In the first case, I was able to grab audio files off of another great resource I've used when trying to learn Japanese: They have a large collection of resources in learning Japanese, including lessons on how to write the kana and audio files for most of the kana and many Japanese words. The only down side is that past the basic lessons on learning Hiragana, the site provides little guidance as to which direction you should head. They simply provide a messy pile of lessons with no order of operations.

Still I was able to grab the initial audio files I would need here; now I needed to figure out how to represent the kana. My original naive plan was to find and gather image files for all of the kana but then I stumbled upon yet another amazing resource.

Can never have too many buttons

Lexilogos is a comprehensive set of resources for the study of the languages of the world. One particularly amazing set of gizmo they provide is a set of multilingual keyboards. In addition to providing a makeshift key board for non English characters, it allowed you to type within a text area and automatically convert the English syllable combinations to the foreign characters they represent.

screenshot from lexilogos Hiragana KeyboardIn this case I simply typed 'Hiragana' in the text area and it automatically substituted each symbol as I typed. They support several dozen languages as well. For my purposes, I was particularly interested in their presentation of the kana alphabet.

To be perfectly blunt, rather then re-creating the wheel I built my project directly on top of the code I grabbed from this site with a view source (including the css and some of the linked scripts). Mostly I ended up using their table structure for the alphabet, while cutting a lot of the rest of it down. It allowed me to abandon my 'kana gif' idea and focus on using UTF-8 char set which is a lot cleaner. This also cut out a lot of the tediousness of the initial framework.

Continuing On

I'll get into the details of my programming in part two. As a short preview, from this point I combined the framework from the lexilogos keyboard with some of the design ideas from realkana, and then started building javascript functionality on top of it. Eventually I started iterating and including some of my own ideas as well.

I should note that I found one more resource when I was about 80% of the way through this project...

When researching for other audio/kana web-tools there were one or two online; but I found them to be extremely clunky and slow, or limited by the fact that they were quizzing the entire alphabet instead of just part of it.

But then I found a website to download a non browser flash card system called Anki. Anki is a powerful, modular flash card system that allows you to build flash card sets with text, audio, and even video images. They also have a huge catalog of existing decks including ones for Japanese Hiragana using only audio and kana.

Anki Screen Shot

One of the bonuses of Anki is that its a system you use daily, and it has a robust review system.
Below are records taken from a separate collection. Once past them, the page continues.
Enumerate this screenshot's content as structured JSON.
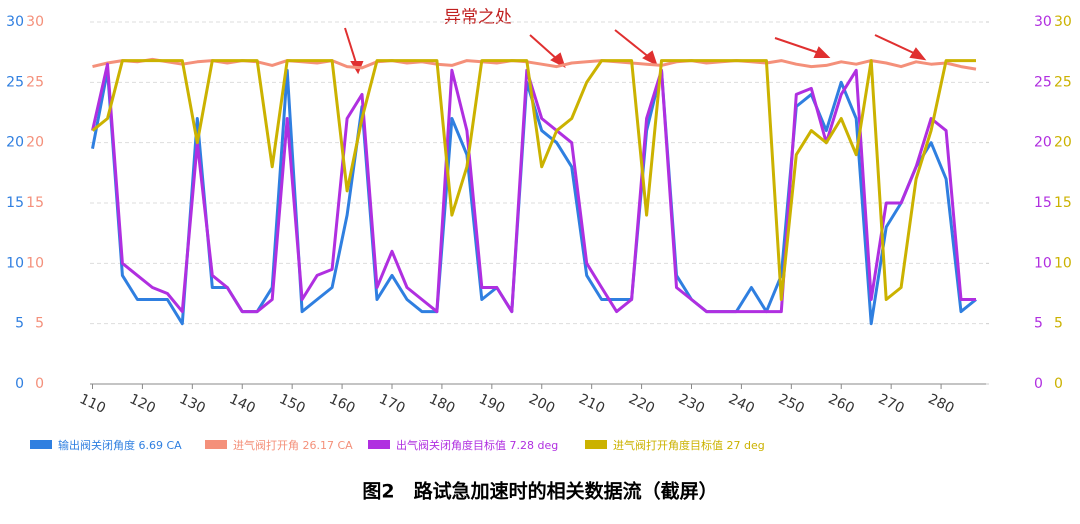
{
  "chart_data": {
    "type": "line",
    "annotation": "异常之处",
    "caption": "图2　路试急加速时的相关数据流（截屏）",
    "xlim": [
      109.5,
      289
    ],
    "xticks": [
      110,
      120,
      130,
      140,
      150,
      160,
      170,
      180,
      190,
      200,
      210,
      220,
      230,
      240,
      250,
      260,
      270,
      280
    ],
    "ylim": [
      0,
      30
    ],
    "yticks": [
      0,
      5,
      10,
      15,
      20,
      25,
      30
    ],
    "y2lim": [
      0,
      30
    ],
    "y2ticks": [
      0,
      5,
      10,
      15,
      20,
      25,
      30
    ],
    "grid": true,
    "x": [
      110,
      113,
      116,
      119,
      122,
      125,
      128,
      131,
      134,
      137,
      140,
      143,
      146,
      149,
      152,
      155,
      158,
      161,
      164,
      167,
      170,
      173,
      176,
      179,
      182,
      185,
      188,
      191,
      194,
      197,
      200,
      203,
      206,
      209,
      212,
      215,
      218,
      221,
      224,
      227,
      230,
      233,
      236,
      239,
      242,
      245,
      248,
      251,
      254,
      257,
      260,
      263,
      266,
      269,
      272,
      275,
      278,
      281,
      284,
      287
    ],
    "series": [
      {
        "name": "输出阀关闭角度 6.69 CA",
        "color": "#2f7fe0",
        "values": [
          19.5,
          26,
          9,
          7,
          7,
          7,
          5,
          22,
          8,
          8,
          6,
          6,
          8,
          26,
          6,
          7,
          8,
          14,
          23,
          7,
          9,
          7,
          6,
          6,
          22,
          19,
          7,
          8,
          6,
          25,
          21,
          20,
          18,
          9,
          7,
          7,
          7,
          21,
          26,
          9,
          7,
          6,
          6,
          6,
          8,
          6,
          9,
          23,
          24,
          21,
          25,
          22,
          5,
          13,
          15,
          18,
          20,
          17,
          6,
          7
        ]
      },
      {
        "name": "进气阀打开角 26.17 CA",
        "color": "#f4907a",
        "values": [
          26.3,
          26.6,
          26.8,
          26.7,
          26.9,
          26.7,
          26.5,
          26.7,
          26.8,
          26.6,
          26.8,
          26.7,
          26.4,
          26.8,
          26.7,
          26.6,
          26.8,
          26.3,
          26.2,
          26.7,
          26.8,
          26.6,
          26.7,
          26.5,
          26.4,
          26.8,
          26.7,
          26.6,
          26.8,
          26.7,
          26.5,
          26.3,
          26.6,
          26.7,
          26.8,
          26.7,
          26.6,
          26.5,
          26.4,
          26.7,
          26.8,
          26.6,
          26.7,
          26.8,
          26.7,
          26.6,
          26.8,
          26.5,
          26.3,
          26.4,
          26.7,
          26.5,
          26.8,
          26.6,
          26.3,
          26.7,
          26.5,
          26.6,
          26.3,
          26.1
        ]
      },
      {
        "name": "出气阀关闭角度目标值 7.28 deg",
        "color": "#b02fe0",
        "axis": "y2",
        "values": [
          21,
          26.5,
          10,
          9,
          8,
          7.5,
          6,
          20,
          9,
          8,
          6,
          6,
          7,
          22,
          7,
          9,
          9.5,
          22,
          24,
          8,
          11,
          8,
          7,
          6,
          26,
          21,
          8,
          8,
          6,
          26,
          22,
          21,
          20,
          10,
          8,
          6,
          7,
          22,
          26,
          8,
          7,
          6,
          6,
          6,
          6,
          6,
          6,
          24,
          24.5,
          20,
          24,
          26,
          7,
          15,
          15,
          18,
          22,
          21,
          7,
          7
        ]
      },
      {
        "name": "进气阀打开角度目标值 27 deg",
        "color": "#cbb200",
        "axis": "y2",
        "values": [
          21,
          22,
          26.8,
          26.8,
          26.8,
          26.8,
          26.8,
          20,
          26.8,
          26.8,
          26.8,
          26.8,
          18,
          26.8,
          26.8,
          26.8,
          26.8,
          16,
          22,
          26.8,
          26.8,
          26.8,
          26.8,
          26.8,
          14,
          18,
          26.8,
          26.8,
          26.8,
          26.8,
          18,
          21,
          22,
          25,
          26.8,
          26.8,
          26.8,
          14,
          26.8,
          26.8,
          26.8,
          26.8,
          26.8,
          26.8,
          26.8,
          26.8,
          7,
          19,
          21,
          20,
          22,
          19,
          26.8,
          7,
          8,
          17,
          21,
          26.8,
          26.8,
          26.8
        ]
      }
    ]
  }
}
Cards you have problems with are scheduled to re-occur more frequently, while cards you get easily won't show up again for days or weeks. Anki can also be customized to schedule how many new cards are introduced to you each day so you can gradually build a knowledge base while continuing to review material you have previously covered.
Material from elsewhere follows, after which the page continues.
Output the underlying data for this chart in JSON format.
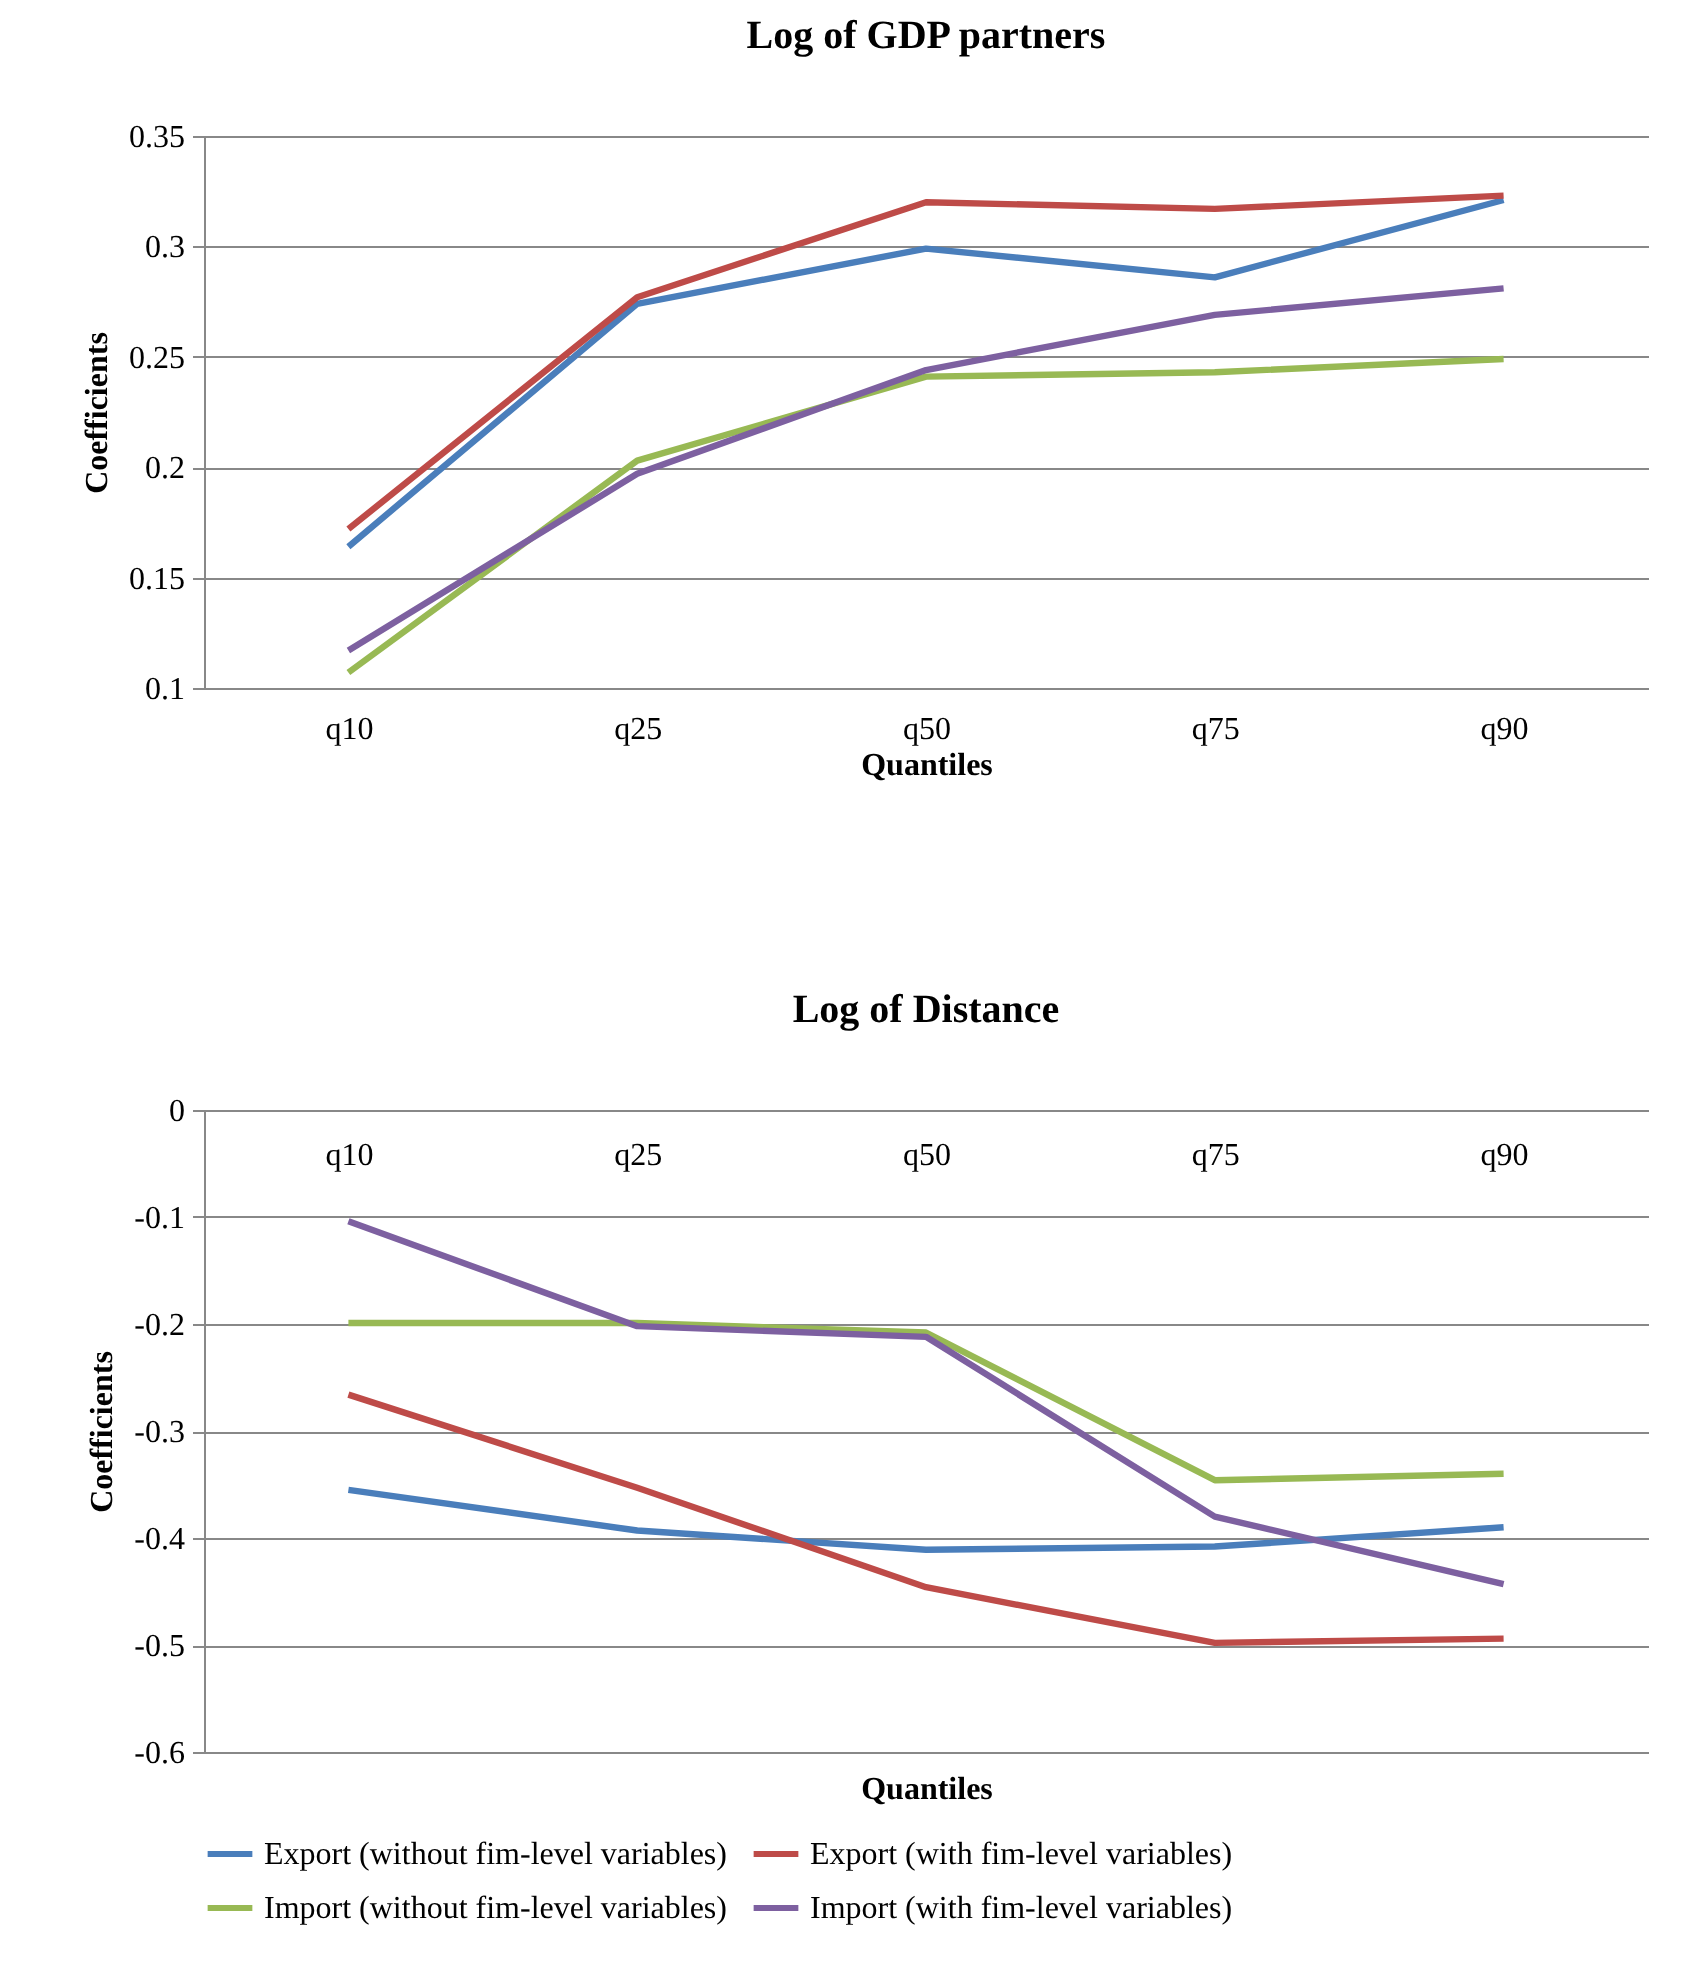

The only 'downside' is that Anki is an entirely self moderated system. You don't get to choose from a set of possible answers, or have any input response. Anki shows you a card, you answer it in your head (or out loud) and then "flip it" over. At that point you select yourself whether the card was difficult, reasonable, or easy which tells the system when the next time you review the card will be. Though really, this is just another strength of the system if your willing to use it properly.

But then Anki is a separate program by itself, rather then a web app; and requires downloading third party 'decks' or building your own flashcard sets in order to use. In that sense, building an online version of my original audio/kana quiz concept is still a novel and interesting challenge. The journey, after all, is where a lot of the fun comes from! So that is where we will pick up in Part 2.